Bruce Kaphan kicks it up a notch on his second album by augmenting his already unique pedal steel guitar stylings with a full band. In addition to accompanying himself on keyboards and acoustic guitar, Kaphan is joined by other musicians on ukulele, electric guitar, bass, and drums. A string quartet also joins the proceedings.
Most listeners identify the twang of the pedal steel guitar with country and western music. Thanks to Kaphan’s creativity and originality, that perception is a thing of the past. The sound of the pedal steel guitar is still unmistakable, although Kaphan uses it in completely different contexts. For example, he plays leads and rhythms on pedal steel that are traditionally played by electric guitar.

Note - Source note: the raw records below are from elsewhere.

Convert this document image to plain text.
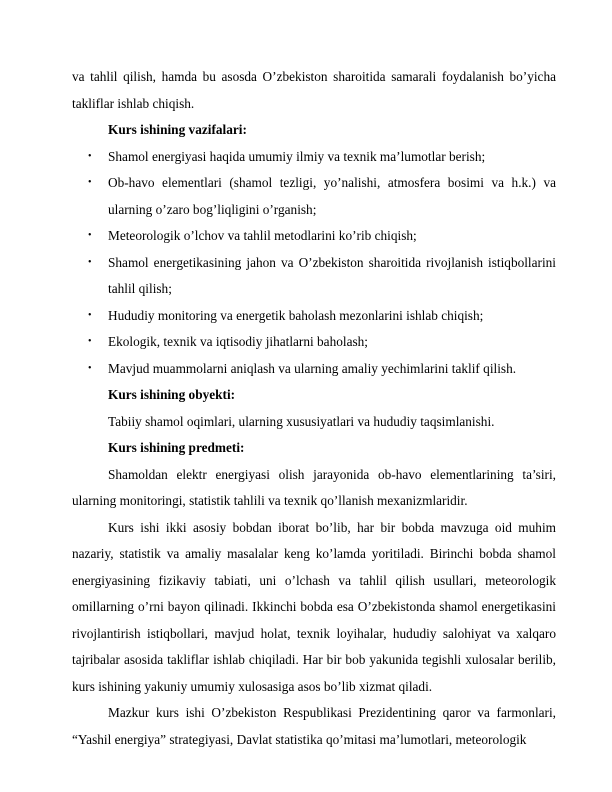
va tahlil qilish, hamda bu asosda O’zbekiston sharoitida samarali foydalanish bo’yicha takliflar ishlab chiqish.

Kurs ishining vazifalari:

• Shamol energiyasi haqida umumiy ilmiy va texnik ma’lumotlar berish;
• Ob-havo elementlari (shamol tezligi, yo’nalishi, atmosfera bosimi va h.k.) va ularning o’zaro bog’liqligini o’rganish;
• Meteorologik o’lchov va tahlil metodlarini ko’rib chiqish;
• Shamol energetikasining jahon va O’zbekiston sharoitida rivojlanish istiqbollarini tahlil qilish;
• Hududiy monitoring va energetik baholash mezonlarini ishlab chiqish;
• Ekologik, texnik va iqtisodiy jihatlarni baholash;
• Mavjud muammolarni aniqlash va ularning amaliy yechimlarini taklif qilish.

Kurs ishining obyekti:

Tabiiy shamol oqimlari, ularning xususiyatlari va hududiy taqsimlanishi.

Kurs ishining predmeti:

Shamoldan elektr energiyasi olish jarayonida ob-havo elementlarining ta’siri, ularning monitoringi, statistik tahlili va texnik qo’llanish mexanizmlaridir.

Kurs ishi ikki asosiy bobdan iborat bo’lib, har bir bobda mavzuga oid muhim nazariy, statistik va amaliy masalalar keng ko’lamda yoritiladi. Birinchi bobda shamol energiyasining fizikaviy tabiati, uni o’lchash va tahlil qilish usullari, meteorologik omillarning o’rni bayon qilinadi. Ikkinchi bobda esa O’zbekistonda shamol energetikasini rivojlantirish istiqbollari, mavjud holat, texnik loyihalar, hududiy salohiyat va xalqaro tajribalar asosida takliflar ishlab chiqiladi. Har bir bob yakunida tegishli xulosalar berilib, kurs ishining yakuniy umumiy xulosasiga asos bo’lib xizmat qiladi.

Mazkur kurs ishi O’zbekiston Respublikasi Prezidentining qaror va farmonlari, “Yashil energiya” strategiyasi, Davlat statistika qo’mitasi ma’lumotlari, meteorologik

On the standout track “Gleaming Towers,” the pedal steel sounds almost like a slow-burn electric guitar solo. However, at the same time, it also sounds like a sitar, especially with the accompaniment of tablas. While the song features elements of both Western and Indian music, it does not belong fully in either camp. Rather, it is cosmological, like much of the album.
Other memorable tunes include the rockabilly rhythms of “Loops for Larry,” the nostalgic and idyllic tones of “Legacy,” and the bright, feel-good optimism of “There But 4.”
The album has the cumulative effect of Patsy Cline wandering into the Twilight Zone, and the resulting Hybrid is exhilarating.